A third bronze statue, from the original mold, was presented to the Underwater Society of America in New York in 1962, and shipped by boat to Chicago, where it was set up for unveiling in the ballroom of the Palmer House Hotel at the Underwater Society of America 1962 convention. This copy of the original Christ of the Abyss is named Christ of the Deep. On 25 August 1965, it was placed in approximately 25 ft of water off Key Largo, Florida, near Dry Rocks, approximately six miles east of the island of Key Largo in what was then the waters of John Pennekamp Coral Reef State Park.
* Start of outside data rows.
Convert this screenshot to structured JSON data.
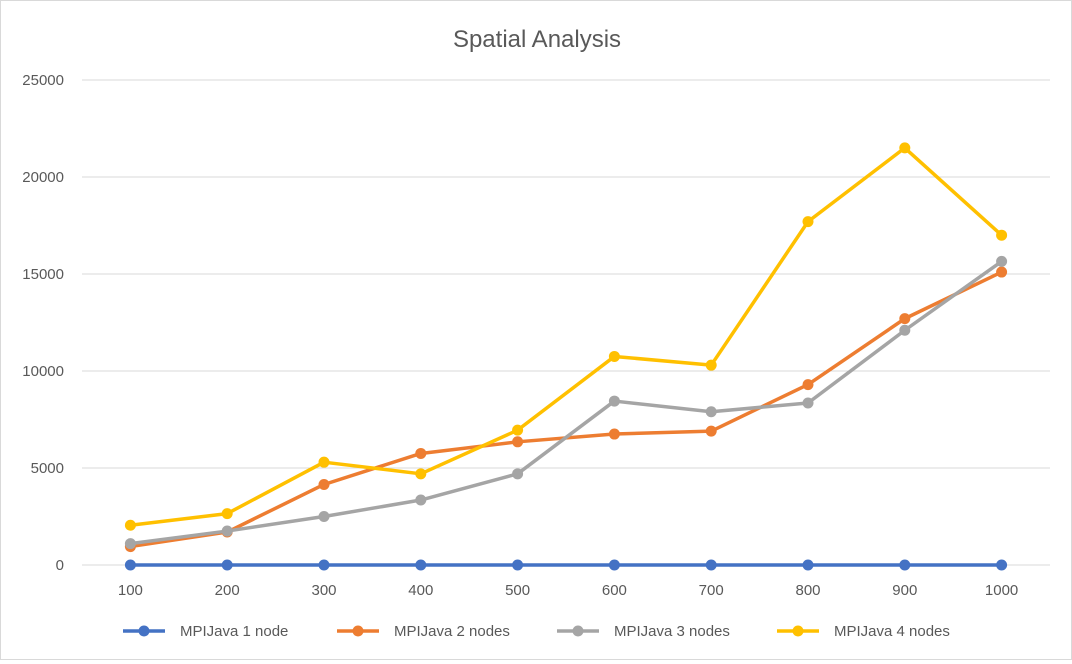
{
  "chart_data": {
    "type": "line",
    "title": "Spatial Analysis",
    "xlabel": "",
    "ylabel": "",
    "categories": [
      "100",
      "200",
      "300",
      "400",
      "500",
      "600",
      "700",
      "800",
      "900",
      "1000"
    ],
    "ylim": [
      0,
      25000
    ],
    "yticks": [
      "0",
      "5000",
      "10000",
      "15000",
      "20000",
      "25000"
    ],
    "grid": true,
    "legend_position": "bottom",
    "series": [
      {
        "name": "MPIJava 1 node",
        "color": "#4472C4",
        "values": [
          0,
          0,
          0,
          0,
          0,
          0,
          0,
          0,
          0,
          0
        ]
      },
      {
        "name": "MPIJava 2 nodes",
        "color": "#ED7D31",
        "values": [
          950,
          1700,
          4150,
          5750,
          6350,
          6750,
          6900,
          9300,
          12700,
          15100
        ]
      },
      {
        "name": "MPIJava 3 nodes",
        "color": "#A5A5A5",
        "values": [
          1100,
          1750,
          2500,
          3350,
          4700,
          8450,
          7900,
          8350,
          12100,
          15650
        ]
      },
      {
        "name": "MPIJava 4 nodes",
        "color": "#FFC000",
        "values": [
          2050,
          2650,
          5300,
          4700,
          6950,
          10750,
          10300,
          17700,
          21500,
          17000
        ]
      }
    ]
  }
}
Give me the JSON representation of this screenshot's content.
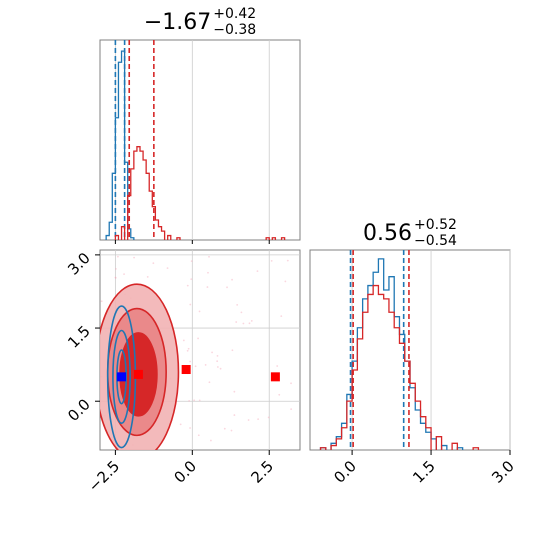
{
  "chart_data": [
    {
      "type": "histogram",
      "panel": "marginal-top-left",
      "title": {
        "value": "−1.67",
        "sup": "+0.42",
        "sub": "−0.38"
      },
      "xlim": [
        -3.0,
        3.5
      ],
      "grid": true,
      "series": [
        {
          "color": "#1f77b4",
          "bins": [
            [
              -2.8,
              0.02
            ],
            [
              -2.7,
              0.08
            ],
            [
              -2.6,
              0.3
            ],
            [
              -2.5,
              0.55
            ],
            [
              -2.4,
              0.8
            ],
            [
              -2.3,
              0.85
            ],
            [
              -2.2,
              0.35
            ],
            [
              -2.1,
              0.05
            ],
            [
              -2.0,
              0.01
            ]
          ],
          "quantiles": [
            -2.5,
            -2.2
          ]
        },
        {
          "color": "#d62728",
          "bins": [
            [
              -2.5,
              0.02
            ],
            [
              -2.3,
              0.06
            ],
            [
              -2.1,
              0.2
            ],
            [
              -2.0,
              0.32
            ],
            [
              -1.9,
              0.4
            ],
            [
              -1.8,
              0.42
            ],
            [
              -1.7,
              0.4
            ],
            [
              -1.6,
              0.36
            ],
            [
              -1.5,
              0.3
            ],
            [
              -1.4,
              0.22
            ],
            [
              -1.3,
              0.15
            ],
            [
              -1.2,
              0.09
            ],
            [
              -1.1,
              0.06
            ],
            [
              -1.0,
              0.04
            ],
            [
              -0.8,
              0.02
            ],
            [
              -0.5,
              0.01
            ],
            [
              2.4,
              0.01
            ],
            [
              2.6,
              0.01
            ],
            [
              2.9,
              0.01
            ]
          ],
          "quantiles": [
            -2.05,
            -1.25
          ]
        }
      ]
    },
    {
      "type": "histogram",
      "panel": "marginal-bottom-right",
      "title": {
        "value": "0.56",
        "sup": "+0.52",
        "sub": "−0.54"
      },
      "xlim": [
        -0.8,
        3.0
      ],
      "xticks": [
        "0.0",
        "1.5",
        "3.0"
      ],
      "grid": true,
      "series": [
        {
          "color": "#1f77b4",
          "bins": [
            [
              -0.6,
              0.01
            ],
            [
              -0.4,
              0.03
            ],
            [
              -0.3,
              0.06
            ],
            [
              -0.2,
              0.12
            ],
            [
              -0.1,
              0.25
            ],
            [
              0.0,
              0.4
            ],
            [
              0.1,
              0.55
            ],
            [
              0.2,
              0.68
            ],
            [
              0.3,
              0.74
            ],
            [
              0.4,
              0.8
            ],
            [
              0.5,
              0.86
            ],
            [
              0.6,
              0.72
            ],
            [
              0.7,
              0.78
            ],
            [
              0.8,
              0.6
            ],
            [
              0.9,
              0.52
            ],
            [
              1.0,
              0.4
            ],
            [
              1.1,
              0.28
            ],
            [
              1.2,
              0.18
            ],
            [
              1.3,
              0.12
            ],
            [
              1.4,
              0.08
            ],
            [
              1.5,
              0.05
            ],
            [
              1.7,
              0.02
            ],
            [
              2.0,
              0.01
            ]
          ],
          "quantiles": [
            -0.03,
            0.98
          ]
        },
        {
          "color": "#d62728",
          "bins": [
            [
              -0.6,
              0.01
            ],
            [
              -0.4,
              0.02
            ],
            [
              -0.3,
              0.05
            ],
            [
              -0.2,
              0.1
            ],
            [
              -0.1,
              0.22
            ],
            [
              0.0,
              0.36
            ],
            [
              0.1,
              0.5
            ],
            [
              0.2,
              0.62
            ],
            [
              0.3,
              0.7
            ],
            [
              0.4,
              0.74
            ],
            [
              0.5,
              0.7
            ],
            [
              0.6,
              0.68
            ],
            [
              0.7,
              0.62
            ],
            [
              0.8,
              0.55
            ],
            [
              0.9,
              0.48
            ],
            [
              1.0,
              0.4
            ],
            [
              1.1,
              0.3
            ],
            [
              1.2,
              0.22
            ],
            [
              1.3,
              0.15
            ],
            [
              1.4,
              0.1
            ],
            [
              1.6,
              0.06
            ],
            [
              1.9,
              0.03
            ],
            [
              2.3,
              0.01
            ]
          ],
          "quantiles": [
            0.02,
            1.08
          ]
        }
      ]
    },
    {
      "type": "contour",
      "panel": "joint-bottom-left",
      "xlim": [
        -3.0,
        3.5
      ],
      "ylim": [
        -1.0,
        3.1
      ],
      "xticks": [
        "−2.5",
        "0.0",
        "2.5"
      ],
      "yticks": [
        "0.0",
        "1.5",
        "3.0"
      ],
      "grid": true,
      "markers": [
        {
          "x": -2.3,
          "y": 0.5,
          "color": "#0000ff"
        },
        {
          "x": -1.75,
          "y": 0.55,
          "color": "#ff0000"
        },
        {
          "x": -0.2,
          "y": 0.65,
          "color": "#ff0000"
        },
        {
          "x": 2.7,
          "y": 0.5,
          "color": "#ff0000"
        }
      ],
      "contours": [
        {
          "color": "#d62728",
          "cx": -1.8,
          "cy": 0.6,
          "rx": 1.35,
          "ry": 1.8,
          "fill": "#f2b3b4",
          "alpha": 0.9
        },
        {
          "color": "#d62728",
          "cx": -1.8,
          "cy": 0.6,
          "rx": 0.95,
          "ry": 1.3,
          "fill": "#e98485",
          "alpha": 0.9
        },
        {
          "color": "#d62728",
          "cx": -1.75,
          "cy": 0.55,
          "rx": 0.6,
          "ry": 0.85,
          "fill": "#d62728",
          "alpha": 1.0
        },
        {
          "color": "#1f77b4",
          "cx": -2.3,
          "cy": 0.5,
          "rx": 0.45,
          "ry": 1.45,
          "fill": "none",
          "alpha": 1.0
        },
        {
          "color": "#1f77b4",
          "cx": -2.3,
          "cy": 0.5,
          "rx": 0.28,
          "ry": 0.95,
          "fill": "none",
          "alpha": 1.0
        },
        {
          "color": "#1f77b4",
          "cx": -2.3,
          "cy": 0.5,
          "rx": 0.15,
          "ry": 0.55,
          "fill": "none",
          "alpha": 1.0
        }
      ]
    }
  ]
}
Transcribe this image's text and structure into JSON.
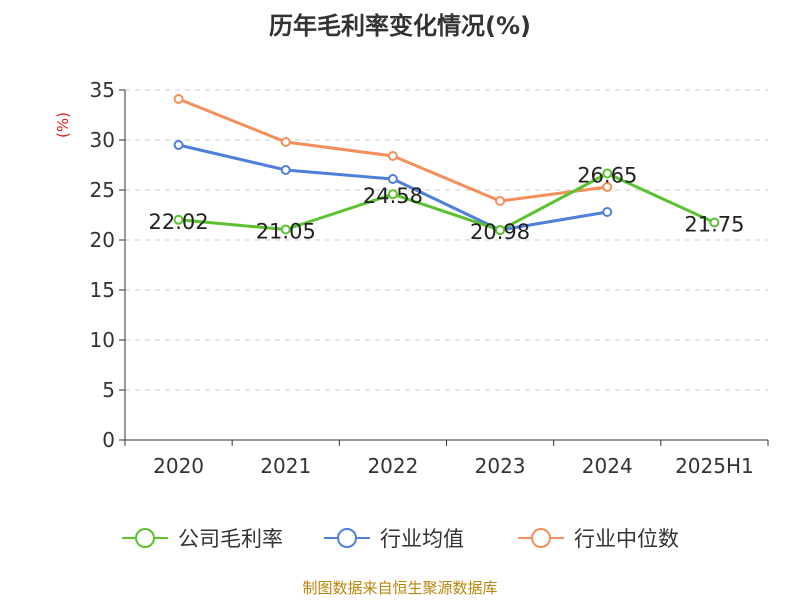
{
  "chart_data": {
    "type": "line",
    "title": "历年毛利率变化情况(%)",
    "ylabel": "(%)",
    "xlabel": "",
    "categories": [
      "2020",
      "2021",
      "2022",
      "2023",
      "2024",
      "2025H1"
    ],
    "ylim": [
      0,
      35
    ],
    "yticks": [
      0,
      5,
      10,
      15,
      20,
      25,
      30,
      35
    ],
    "grid": true,
    "legend_position": "bottom",
    "series": [
      {
        "name": "公司毛利率",
        "color": "#5cc22f",
        "values": [
          22.02,
          21.05,
          24.58,
          20.98,
          26.65,
          21.75
        ],
        "show_labels": true
      },
      {
        "name": "行业均值",
        "color": "#4f7fdc",
        "values": [
          29.5,
          27.0,
          26.1,
          21.0,
          22.8,
          null
        ],
        "show_labels": false
      },
      {
        "name": "行业中位数",
        "color": "#f58f5a",
        "values": [
          34.1,
          29.8,
          28.4,
          23.9,
          25.3,
          null
        ],
        "show_labels": false
      }
    ]
  },
  "source": "制图数据来自恒生聚源数据库"
}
The boundaries of the park changed in 1972, so the statue is now in the Florida Keys National Marine Sanctuary, just outside of John Pennekamp Coral Reef State Park. The statue is 9 ft tall and weighs around 1,102 lb, and the concrete base to which it is attached weighs approximately 42,000 lb.

==In popular culture==
- In Part 3 of the Netflix Original series Bloodline (Season 1, Episode 3), Danny Rayburn is seen taking guests at his family's Monroe County, Florida inn, Rayburn House, snorkeling at Christ of the Abyss in Florida.
- An image of one of the statues was used as cover art, both for BT's 1995 album Ima, and for God Lives Underwater's 1995 debut album Empty.
- In Contemporary Christian music, the Italian sculpture was the inspiration for the song "Christ Is Lower Still" by The Porter's Gate in the album "Sanctuary Songs."